At the reading earlier this month, Sarris, 60, was a guest author of the Imaginists Theatre Collective. But as he introduced the story and spoke about American Indians, he interrupted himself to raise the subject of the casino.
"I don't want to get on my pulpit," he said, "but people always come up to me and say, ‘Casinos aren't Indian.' And I always say, ‘What about Wal-Mart is Irish?'"
It was an unprompted comment about the casino plan that gets a first hearing in the state Senate on Tuesday — a subject that Sarris, wounded by what he considers unfair attacks on him and the tribe, has refused to discuss publicly for years.
And it was a sign of how closely gambling, race and controversy now shadow Sonoma State University's highest-paid professor, who has six books to his name, one that was turned into an HBO movie produced by Robert Redford.
The casino has been a source of furious debate, lawsuits and public hearings for nearly a decade. And Sarris has been a public figure in Sonoma County since his writing career took off in the 1990s. Yet, he remains a public enigma.
As scrutiny of the casino proposal intensified, Sarris became less willing to discuss the tribe's plans and to respond to withering community criticism. With construction coming as early as June, he refuses to be interviewed.
"He is a very complex person," said retired Sonoma State University communications professor Jonah Raskin, a friend and writer with whom Sarris shares manuscripts he is working on. "Greg has more sides to him than just about anybody I know."
Small-town roots
The tall, charismatic Sarris has his roots in small-town, 1950s Santa Rosa. He rose to academic success — earning a doctorate from Stanford University — and national prominence as an author and lecturer living in Southern California.
Since the early 1990s, he has parlayed the force of will and powerful political ties into a successful bid for tribal recognition, winning the backing of a multibillion-dollar Las Vegas gambling company for the $433million casino and resort.
For the past six years, he has lived in Sonoma County and continued to push the project closer to reality.
Throughout, friends say, Sarris has followed the threads of a difficult personal quest.
"I think for a lot of Greg's life, he's been searching for an identity and an identity that fits," Raskin said.
Sarris' kaleidoscope persona springs from his first day, when he was adopted at birth in Santa Rosa. He was raised by middle-class Proctor Terrace parents, Mary and George Sarris. He had three siblings, all now deceased, attended St. Eugene's parochial school with children from the city's leading families and graduated from Santa Rosa High School in 1970.

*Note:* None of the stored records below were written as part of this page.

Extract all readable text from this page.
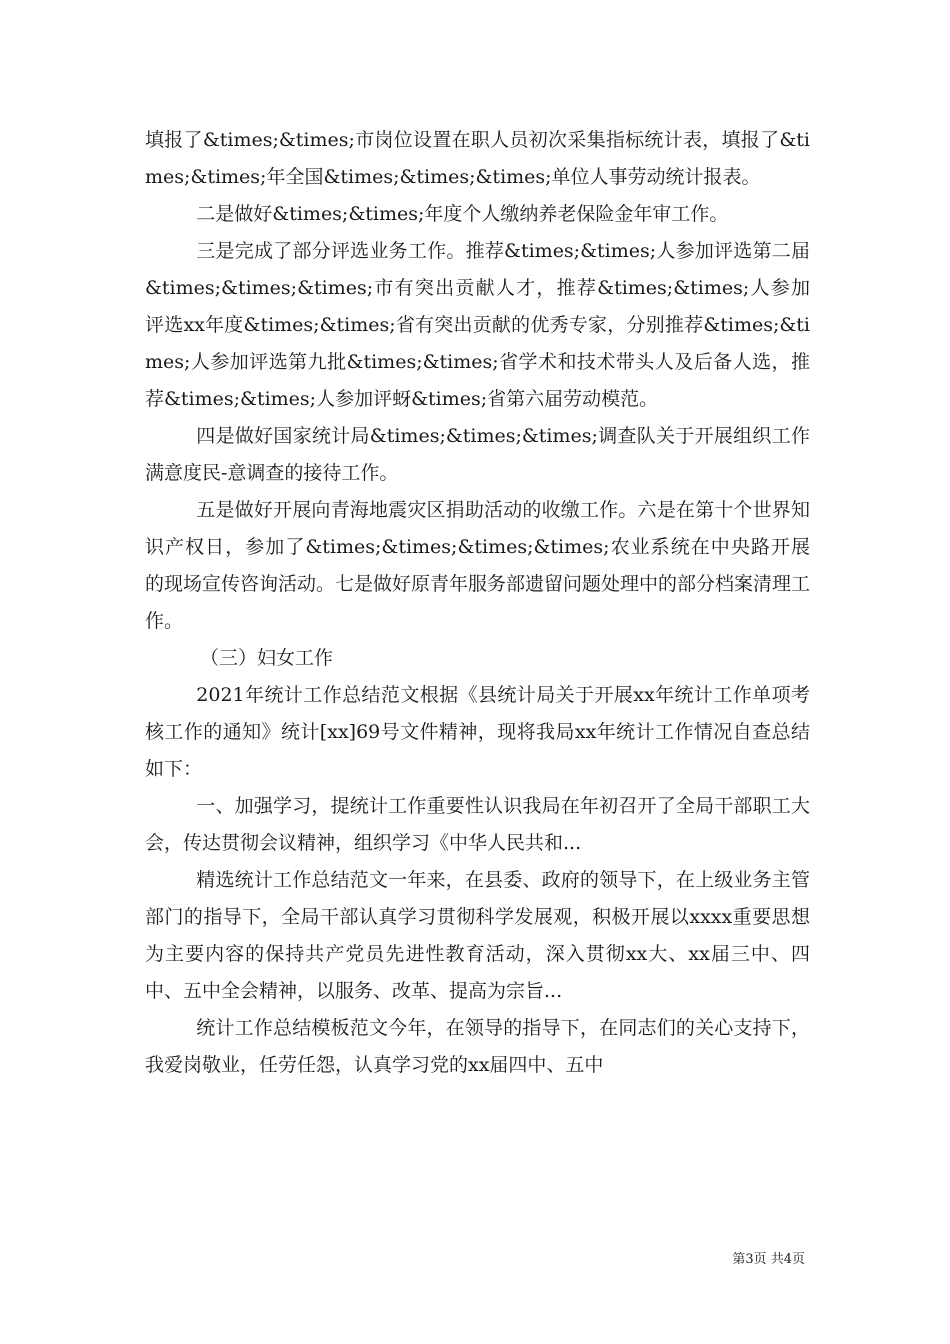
填报了&times;&times;市岗位设置在职人员初次采集指标统计表，填报了&times;&times;年全国&times;&times;&times;单位人事劳动统计报表。

二是做好&times;&times;年度个人缴纳养老保险金年审工作。

三是完成了部分评选业务工作。推荐&times;&times;人参加评选第二届&times;&times;&times;市有突出贡献人才，推荐&times;&times;人参加评选xx年度&times;&times;省有突出贡献的优秀专家，分别推荐&times;&times;人参加评选第九批&times;&times;省学术和技术带头人及后备人选，推荐&times;&times;人参加评蚜&times;省第六届劳动模范。

四是做好国家统计局&times;&times;&times;调查队关于开展组织工作满意度民-意调查的接待工作。

五是做好开展向青海地震灾区捐助活动的收缴工作。六是在第十个世界知识产权日，参加了&times;&times;&times;&times;农业系统在中央路开展的现场宣传咨询活动。七是做好原青年服务部遗留问题处理中的部分档案清理工作。

（三）妇女工作

2021年统计工作总结范文根据《县统计局关于开展xx年统计工作单项考核工作的通知》统计[xx]69号文件精神，现将我局xx年统计工作情况自查总结如下：

一、加强学习，提统计工作重要性认识我局在年初召开了全局干部职工大会，传达贯彻会议精神，组织学习《中华人民共和...

精选统计工作总结范文一年来，在县委、政府的领导下，在上级业务主管部门的指导下，全局干部认真学习贯彻科学发展观，积极开展以xxxx重要思想为主要内容的保持共产党员先进性教育活动，深入贯彻xx大、xx届三中、四中、五中全会精神，以服务、改革、提高为宗旨...

统计工作总结模板范文今年，在领导的指导下，在同志们的关心支持下，我爱岗敬业，任劳任怨，认真学习党的xx届四中、五中

第3页 共4页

Still, he gravitated to the hardscrabble South Park neighborhood, driven by a sense of cultural and personal dislocation and by a severely troubled relationship with his adopted father.
It was in that neighborhood near the Sonoma County Fairgrounds that an extended American Indian family took him in.

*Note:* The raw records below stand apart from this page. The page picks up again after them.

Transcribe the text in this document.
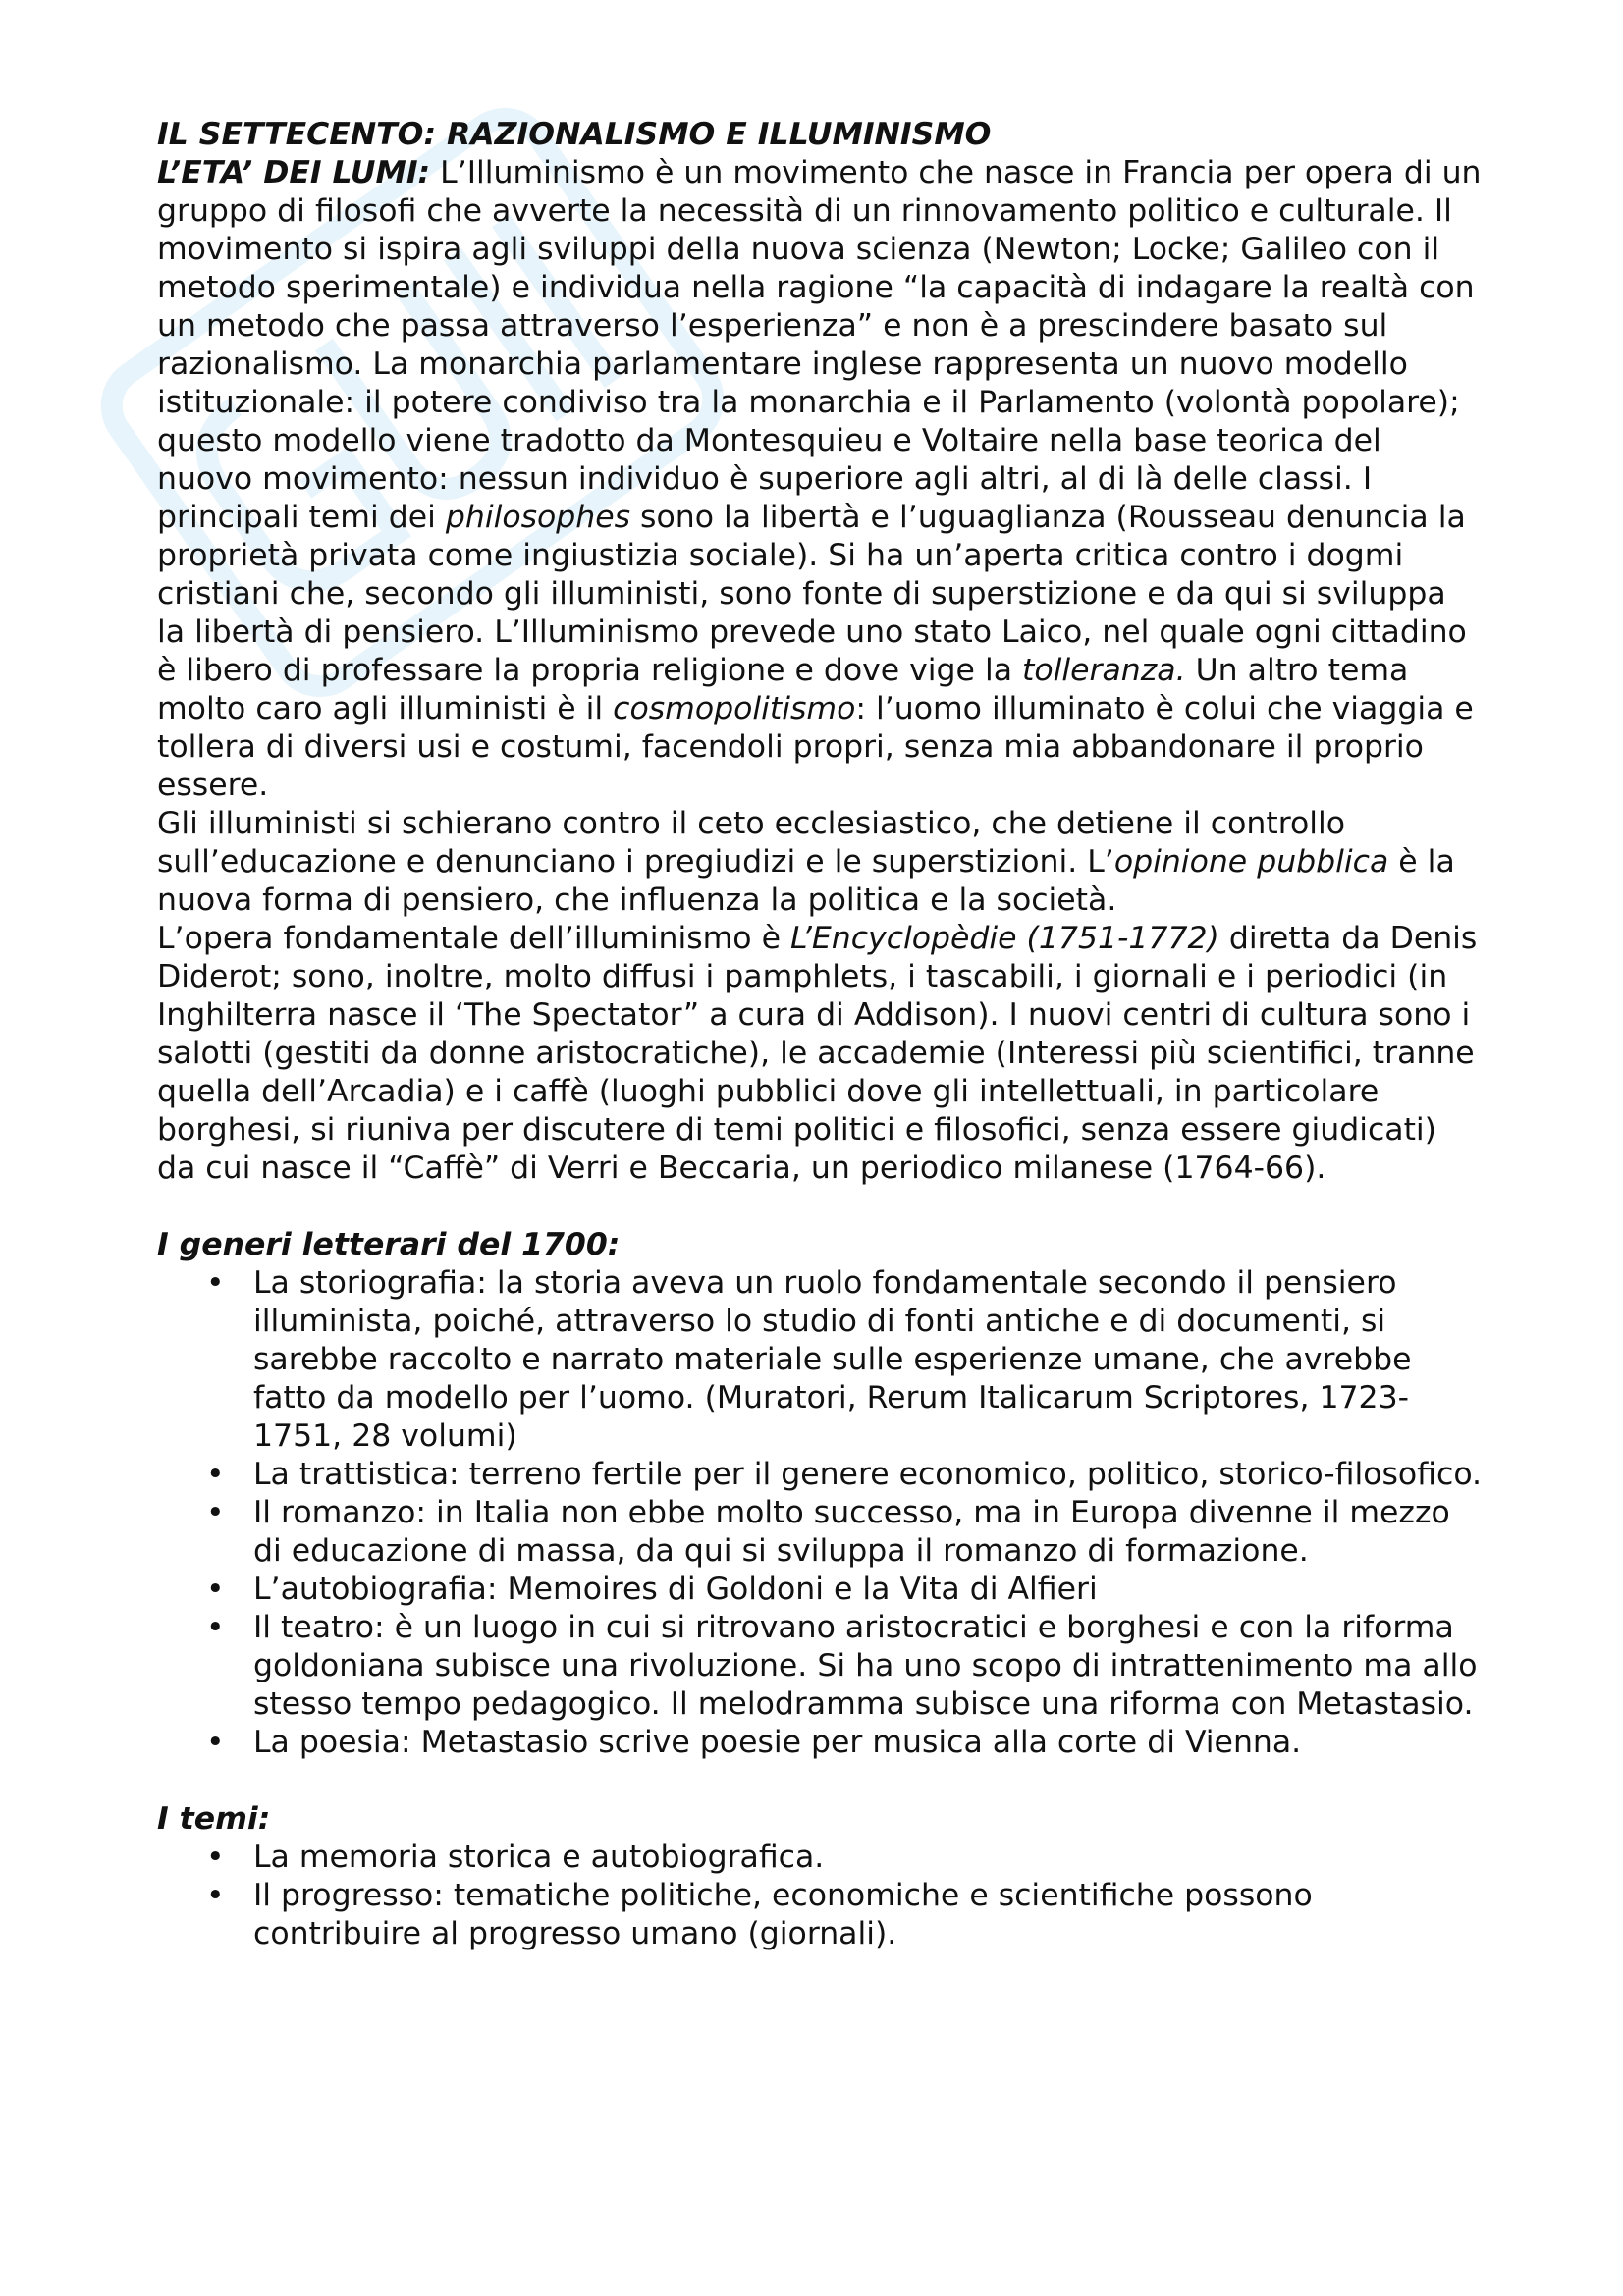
IL SETTECENTO: RAZIONALISMO E ILLUMINISMO

L’ETA’ DEI LUMI: L’Illuminismo è un movimento che nasce in Francia per opera di un gruppo di filosofi che avverte la necessità di un rinnovamento politico e culturale. Il movimento si ispira agli sviluppi della nuova scienza (Newton; Locke; Galileo con il metodo sperimentale) e individua nella ragione “la capacità di indagare la realtà con un metodo che passa attraverso l’esperienza” e non è a prescindere basato sul razionalismo. La monarchia parlamentare inglese rappresenta un nuovo modello istituzionale: il potere condiviso tra la monarchia e il Parlamento (volontà popolare); questo modello viene tradotto da Montesquieu e Voltaire nella base teorica del nuovo movimento: nessun individuo è superiore agli altri, al di là delle classi. I principali temi dei philosophes sono la libertà e l’uguaglianza (Rousseau denuncia la proprietà privata come ingiustizia sociale). Si ha un’aperta critica contro i dogmi cristiani che, secondo gli illuministi, sono fonte di superstizione e da qui si sviluppa la libertà di pensiero. L’Illuminismo prevede uno stato Laico, nel quale ogni cittadino è libero di professare la propria religione e dove vige la tolleranza. Un altro tema molto caro agli illuministi è il cosmopolitismo: l’uomo illuminato è colui che viaggia e tollera di diversi usi e costumi, facendoli propri, senza mia abbandonare il proprio essere.

Gli illuministi si schierano contro il ceto ecclesiastico, che detiene il controllo sull’educazione e denunciano i pregiudizi e le superstizioni. L’opinione pubblica è la nuova forma di pensiero, che influenza la politica e la società.

L’opera fondamentale dell’illuminismo è L’Encyclopèdie (1751-1772) diretta da Denis Diderot; sono, inoltre, molto diffusi i pamphlets, i tascabili, i giornali e i periodici (in Inghilterra nasce il ‘The Spectator” a cura di Addison). I nuovi centri di cultura sono i salotti (gestiti da donne aristocratiche), le accademie (Interessi più scientifici, tranne quella dell’Arcadia) e i caffè (luoghi pubblici dove gli intellettuali, in particolare borghesi, si riuniva per discutere di temi politici e filosofici, senza essere giudicati) da cui nasce il “Caffè” di Verri e Beccaria, un periodico milanese (1764-66).

I generi letterari del 1700:

• La storiografia: la storia aveva un ruolo fondamentale secondo il pensiero illuminista, poiché, attraverso lo studio di fonti antiche e di documenti, si sarebbe raccolto e narrato materiale sulle esperienze umane, che avrebbe fatto da modello per l’uomo. (Muratori, Rerum Italicarum Scriptores, 1723-1751, 28 volumi)
• La trattistica: terreno fertile per il genere economico, politico, storico-filosofico.
• Il romanzo: in Italia non ebbe molto successo, ma in Europa divenne il mezzo di educazione di massa, da qui si sviluppa il romanzo di formazione.
• L’autobiografia: Memoires di Goldoni e la Vita di Alfieri
• Il teatro: è un luogo in cui si ritrovano aristocratici e borghesi e con la riforma goldoniana subisce una rivoluzione. Si ha uno scopo di intrattenimento ma allo stesso tempo pedagogico. Il melodramma subisce una riforma con Metastasio.
• La poesia: Metastasio scrive poesie per musica alla corte di Vienna.

I temi:

• La memoria storica e autobiografica.
• Il progresso: tematiche politiche, economiche e scientifiche possono contribuire al progresso umano (giornali).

"He looked like a typical all-white boy, but he just filtered in with the family," said Ruben Lopez, part of the family that befriended the young Sarris.

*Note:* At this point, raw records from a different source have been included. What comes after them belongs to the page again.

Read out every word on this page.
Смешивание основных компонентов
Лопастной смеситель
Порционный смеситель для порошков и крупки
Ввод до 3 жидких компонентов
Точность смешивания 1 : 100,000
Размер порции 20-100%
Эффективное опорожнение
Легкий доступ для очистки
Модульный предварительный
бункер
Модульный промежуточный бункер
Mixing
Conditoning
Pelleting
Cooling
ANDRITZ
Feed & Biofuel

As he grew older and pursued higher goals, Sarris set an example for others, said Lopez, who met Sarris as a teenager.
"He had a lot to do with my aspirations," said Lopez, who earned a graduate degree in psychology. "Greg never sat me down and said ‘Do this,' but it was his demeanor that inspired me."
Life transformed
In his 30s, while at Stanford, Sarris began researching his genealogy and in a life-transforming discovery, learned that he is part Indian through his father. That has, to all appearances, been the bedrock of his identity since.